Quando i coglioni sbattettero sulla figa e la donna sentì che il cazzo era tutto dentro, fermò con un gesto della mano la monta e fu lei a risucchiare nel ventre il manganello, carezzandolo delicatamente coi muscoli del canale rettale mentre si muoveva avanti e indietro per portare l’asta fino ad uscire per farla poi rientrare con uno schiocco del ventre sulle natiche; Antonio ansimava preso dalla libidine e lei fu quasi costretta a frenarlo.
“Senti, stronzo, non ti sognare di sborrare ancora; prima mi devi far godere un numero infinito di volte, poi sarò io a dirti quando concludere; quest’imbecille deve vedere quanto piacere so prendere da un cazzo nel culo, cosa che nessuna saprà mai più dargli; solo quando gli avrò fatto bene imparare la lezione, avrai il permesso di riempirmi il culo della tua sborra; e tu, frocio, impotente cornuto e stronzo, sappi che solo io posso darti la passione che cerchi; nessuna te ne può dare altrettanta.

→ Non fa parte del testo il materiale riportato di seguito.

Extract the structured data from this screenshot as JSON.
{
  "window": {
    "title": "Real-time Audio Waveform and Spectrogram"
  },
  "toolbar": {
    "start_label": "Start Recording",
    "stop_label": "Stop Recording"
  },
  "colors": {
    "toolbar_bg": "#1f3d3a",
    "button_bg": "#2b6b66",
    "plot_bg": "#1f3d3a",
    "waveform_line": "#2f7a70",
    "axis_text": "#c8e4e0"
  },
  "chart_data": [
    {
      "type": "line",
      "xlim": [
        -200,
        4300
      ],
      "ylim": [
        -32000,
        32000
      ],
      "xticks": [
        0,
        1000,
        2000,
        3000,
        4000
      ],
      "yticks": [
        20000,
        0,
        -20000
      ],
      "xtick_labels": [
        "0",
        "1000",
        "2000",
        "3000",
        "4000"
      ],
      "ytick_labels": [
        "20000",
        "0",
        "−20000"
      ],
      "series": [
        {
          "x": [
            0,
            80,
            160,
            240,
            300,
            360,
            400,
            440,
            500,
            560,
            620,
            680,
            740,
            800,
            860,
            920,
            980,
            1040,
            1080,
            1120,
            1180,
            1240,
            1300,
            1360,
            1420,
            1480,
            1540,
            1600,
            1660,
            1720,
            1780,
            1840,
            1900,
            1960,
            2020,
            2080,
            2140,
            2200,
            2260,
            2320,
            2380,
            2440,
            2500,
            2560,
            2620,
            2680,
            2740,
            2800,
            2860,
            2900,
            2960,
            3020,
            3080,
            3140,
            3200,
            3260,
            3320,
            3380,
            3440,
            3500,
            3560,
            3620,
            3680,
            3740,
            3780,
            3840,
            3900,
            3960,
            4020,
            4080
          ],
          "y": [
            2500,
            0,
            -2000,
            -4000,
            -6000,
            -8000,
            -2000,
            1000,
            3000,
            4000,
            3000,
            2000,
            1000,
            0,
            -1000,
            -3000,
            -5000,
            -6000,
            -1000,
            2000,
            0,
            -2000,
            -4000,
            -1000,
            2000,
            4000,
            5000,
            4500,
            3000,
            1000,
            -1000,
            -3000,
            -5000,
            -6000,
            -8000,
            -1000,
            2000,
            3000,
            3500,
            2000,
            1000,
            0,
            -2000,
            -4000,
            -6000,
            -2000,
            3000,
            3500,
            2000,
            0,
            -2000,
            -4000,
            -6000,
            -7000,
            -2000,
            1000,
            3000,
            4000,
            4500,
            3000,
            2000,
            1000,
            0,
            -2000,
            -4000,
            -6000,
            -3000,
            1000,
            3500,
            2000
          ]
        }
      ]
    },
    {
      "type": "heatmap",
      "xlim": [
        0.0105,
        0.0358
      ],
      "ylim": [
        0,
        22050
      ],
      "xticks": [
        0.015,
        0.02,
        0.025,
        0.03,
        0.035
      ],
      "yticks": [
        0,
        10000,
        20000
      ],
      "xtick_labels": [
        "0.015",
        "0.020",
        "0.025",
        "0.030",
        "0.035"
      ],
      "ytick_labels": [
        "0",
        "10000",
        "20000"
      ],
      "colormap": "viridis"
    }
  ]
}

Hai sempre perdonato i miei capricci e non te ne sei curato più di tanto; vorrei proprio sapere per quale stupido motivo hai deciso di scoparti un’altra che poi non vale una piccola parte della mia bellezza e capacità di scopare con stile!”
“Marzia, prega che Susy non sappia mai le cose che dici di lei; io sono certo che non hanno scopato; tu ne sei convinta e io mi sto giocando il rapporto con Susy per la tua voglia, anzi per la mia voglia perché ne avevo tanta di scoparti; finora ho solo perso l’amicizia di Franco e forse il lavoro se si incazza; ma se tiri dentro anche la mia ragazza, ho paura che avrai di fronte una nemica ben più agguerrita.”
“Questo frocio non avrà il coraggio di fare niente; è mio, completamente, e non può neppure sognarsi di lasciarmi o di licenziare te, visto che la bottega è intestata a me e decido io chi viene e chi va; adesso pensa a scoparmi per bene e non rompere più i coglioni a contraddirmi; se c‘è una cosa che non sopporto, è il giudizio degli altri opposto al mio; se dico che è bianco, può essere solo bianco e, se non lo è, gli stronzi come mio marito fanno di tutto perché anche il nero diventi bianco; lo capisci?”
“Non capisco ma mi adeguo; se tu sei la padrona del mondo, posso solo inchinarmi a te e scopare al massimo delle mie possibilità!”
Scoparono fino alle due della notte; in quelle quasi quattro ore residue, Marzia si scatenò nel sesso più violento e selvaggio di cui fosse capace; si fece inculare di brutto fino a sanguinare abbondantemente, si fece sbattere in figa finché i lividi delle botte le annerirono l’inguine; succhiò per tempi interminabili l’uccello fino a vomitare o a rischiare il soffocamento; l’unico obiettivo era sfogare la rabbia contro il marito che aveva contravvenuto all’obbligo di fedeltà totale.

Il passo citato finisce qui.